World Kitchen’s Mandate

By Mark Roberti

Randy Peterson first heard of radio frequency identification in the early 1980s, when he read a couple of articles in Science News, one about tagging cattle and the other about tracking high-value items. At the time, he worked in Corning's finance department, handling cost control. The company would take inventory annually, which required it to shut down production for three days and send teams into the warehouses to manually count the physical inventory. "My thought was, 'Wow, wouldn't it be great if we could tag all our pallets and sit in the office and push a button and take physical inventory in a few minutes remotely?'" he recalls.

While that still isn't technically or financially feasible, Peterson is preparing for the day when it will be. He's now VP of technology for World Kitchen, a manufacturer of consumer housewares, including CorningWare and Pyrex. And he's part of the team that met not only Target's and Wal-Mart's tagging mandates but also his own company's RFID mandate: to meet its customers' tagging requirements in a way that was cost-effective, could scale as customers expanded their requirements and could eventually deliver a return on investment. Our cover story, "How World Kitchen Got It Right," explains how that was done and why it paves the way for internal benefits.

For companies that have to begin tagging pallets and cases for customers, we reveal the best practices associated with meeting RFID mandates, based on the lessons learned by World Kitchen and others (see "The Secrets of Their Success"). And we provide advice on choosing the right RFID label printer-encoders and applicators for your company's needs (see "The Smart Way to Print Smart Labels"). Even if your largest customer is not requiring you to tag thousands of cases, there's a lot to know about choosing these critical pieces of equipment.

Elsewhere in the issue, we look at the use of RFID in the financial sector-not for electronic payments, but to reduce risk and boost customer confidence and loyalty. RFID is being used to track storage devices with valuable customer data, money and other assets. Banks believe RFID could improve customer services. And some insurance companies think RFID could be used to set rates, pay out claims and manage risk (see "Cashing In on RFID's Benefits").
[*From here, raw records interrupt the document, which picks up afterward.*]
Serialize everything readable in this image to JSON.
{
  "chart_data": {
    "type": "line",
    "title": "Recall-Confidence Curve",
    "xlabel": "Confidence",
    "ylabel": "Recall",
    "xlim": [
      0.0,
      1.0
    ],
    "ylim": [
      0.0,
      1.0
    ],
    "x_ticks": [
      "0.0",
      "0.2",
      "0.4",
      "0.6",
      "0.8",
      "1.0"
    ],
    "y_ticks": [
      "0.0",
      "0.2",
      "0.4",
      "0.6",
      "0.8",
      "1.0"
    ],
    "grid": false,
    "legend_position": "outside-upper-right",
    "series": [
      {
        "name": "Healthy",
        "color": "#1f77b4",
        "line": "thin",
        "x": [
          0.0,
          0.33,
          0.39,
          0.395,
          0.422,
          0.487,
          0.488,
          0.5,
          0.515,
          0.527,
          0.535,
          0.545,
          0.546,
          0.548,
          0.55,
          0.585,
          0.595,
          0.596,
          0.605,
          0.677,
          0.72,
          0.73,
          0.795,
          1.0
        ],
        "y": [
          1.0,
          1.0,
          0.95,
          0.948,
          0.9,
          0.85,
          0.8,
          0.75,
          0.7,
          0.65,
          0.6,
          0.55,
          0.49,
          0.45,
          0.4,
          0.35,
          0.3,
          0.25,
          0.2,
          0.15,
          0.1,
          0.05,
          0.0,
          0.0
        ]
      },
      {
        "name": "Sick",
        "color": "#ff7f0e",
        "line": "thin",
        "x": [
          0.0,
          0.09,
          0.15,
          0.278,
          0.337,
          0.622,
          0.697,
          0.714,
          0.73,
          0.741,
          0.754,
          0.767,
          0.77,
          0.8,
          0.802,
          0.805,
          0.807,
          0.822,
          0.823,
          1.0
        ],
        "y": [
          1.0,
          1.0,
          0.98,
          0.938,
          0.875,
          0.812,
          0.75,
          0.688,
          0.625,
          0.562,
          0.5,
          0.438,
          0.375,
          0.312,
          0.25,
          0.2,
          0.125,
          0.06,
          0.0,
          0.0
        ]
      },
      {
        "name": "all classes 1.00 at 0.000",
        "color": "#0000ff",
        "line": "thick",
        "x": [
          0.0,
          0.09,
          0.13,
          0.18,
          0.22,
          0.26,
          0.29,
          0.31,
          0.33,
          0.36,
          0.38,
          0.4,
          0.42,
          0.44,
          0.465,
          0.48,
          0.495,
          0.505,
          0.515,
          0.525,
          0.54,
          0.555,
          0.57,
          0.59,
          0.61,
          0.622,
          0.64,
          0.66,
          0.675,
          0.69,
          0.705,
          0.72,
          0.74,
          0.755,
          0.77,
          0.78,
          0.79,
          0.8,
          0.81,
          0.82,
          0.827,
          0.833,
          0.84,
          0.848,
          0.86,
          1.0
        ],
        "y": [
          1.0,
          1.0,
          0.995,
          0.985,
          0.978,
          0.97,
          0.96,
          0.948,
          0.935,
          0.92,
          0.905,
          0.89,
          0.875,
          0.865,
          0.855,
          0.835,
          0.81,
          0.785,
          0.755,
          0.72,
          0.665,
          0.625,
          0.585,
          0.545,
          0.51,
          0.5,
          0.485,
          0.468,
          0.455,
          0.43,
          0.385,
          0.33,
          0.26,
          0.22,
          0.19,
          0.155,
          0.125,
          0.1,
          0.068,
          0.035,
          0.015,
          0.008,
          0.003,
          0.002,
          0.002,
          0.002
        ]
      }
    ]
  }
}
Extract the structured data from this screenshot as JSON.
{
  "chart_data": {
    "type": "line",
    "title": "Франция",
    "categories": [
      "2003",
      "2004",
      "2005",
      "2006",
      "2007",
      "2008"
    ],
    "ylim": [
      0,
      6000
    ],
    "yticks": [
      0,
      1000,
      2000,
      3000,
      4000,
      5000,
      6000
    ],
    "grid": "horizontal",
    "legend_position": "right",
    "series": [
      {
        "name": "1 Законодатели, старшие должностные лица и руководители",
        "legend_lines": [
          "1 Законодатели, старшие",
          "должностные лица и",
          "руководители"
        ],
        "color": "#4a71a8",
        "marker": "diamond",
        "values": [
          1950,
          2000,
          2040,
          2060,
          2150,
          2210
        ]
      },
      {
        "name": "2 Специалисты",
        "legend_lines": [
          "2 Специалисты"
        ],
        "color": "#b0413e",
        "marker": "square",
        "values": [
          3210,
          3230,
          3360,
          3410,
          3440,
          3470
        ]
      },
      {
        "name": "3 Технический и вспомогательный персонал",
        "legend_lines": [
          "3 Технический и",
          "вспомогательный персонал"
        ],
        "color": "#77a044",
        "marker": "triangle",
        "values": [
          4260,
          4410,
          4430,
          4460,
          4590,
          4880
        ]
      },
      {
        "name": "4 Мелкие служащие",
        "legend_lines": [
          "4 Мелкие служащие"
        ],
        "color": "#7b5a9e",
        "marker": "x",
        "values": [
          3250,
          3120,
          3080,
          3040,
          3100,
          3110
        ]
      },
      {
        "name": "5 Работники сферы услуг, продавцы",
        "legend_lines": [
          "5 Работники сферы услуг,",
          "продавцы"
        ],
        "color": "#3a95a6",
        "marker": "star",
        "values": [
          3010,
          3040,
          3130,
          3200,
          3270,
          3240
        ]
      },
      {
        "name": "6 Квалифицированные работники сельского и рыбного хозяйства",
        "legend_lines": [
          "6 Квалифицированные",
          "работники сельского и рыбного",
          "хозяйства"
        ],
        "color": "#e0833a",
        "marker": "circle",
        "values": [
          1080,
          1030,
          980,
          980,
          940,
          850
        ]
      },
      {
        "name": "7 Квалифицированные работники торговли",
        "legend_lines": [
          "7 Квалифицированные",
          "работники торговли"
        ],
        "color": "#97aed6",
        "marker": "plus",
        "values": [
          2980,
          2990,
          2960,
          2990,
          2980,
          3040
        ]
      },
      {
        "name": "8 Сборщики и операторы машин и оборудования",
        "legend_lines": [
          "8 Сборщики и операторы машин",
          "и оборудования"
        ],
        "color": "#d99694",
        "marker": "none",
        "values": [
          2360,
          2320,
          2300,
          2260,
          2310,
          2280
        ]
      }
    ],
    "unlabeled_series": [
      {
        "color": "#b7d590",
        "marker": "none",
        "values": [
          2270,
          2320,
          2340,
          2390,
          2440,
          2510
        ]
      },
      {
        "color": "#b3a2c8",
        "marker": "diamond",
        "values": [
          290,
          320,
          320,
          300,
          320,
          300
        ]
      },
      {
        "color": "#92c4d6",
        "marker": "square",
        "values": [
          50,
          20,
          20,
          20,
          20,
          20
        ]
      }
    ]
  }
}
The benefits for insurers are probably several years away, when RFID becomes ubiquitous. World Kitchen's Peterson thinks it will be two years before the technology has evolved to the point where his company can use it to achieve internal efficiencies.

"Our approach is that even though there isn't an ROI today, we have requirements from our customers, and we believe that the technology is going to evolve into something that's very important to our company," he says. "So our goal has been to gain valuable, practical experience in a way that isn't too costly now and sets us up to reap benefits down the road."

Spoken like the hard-nosed former financial cost controller that he is.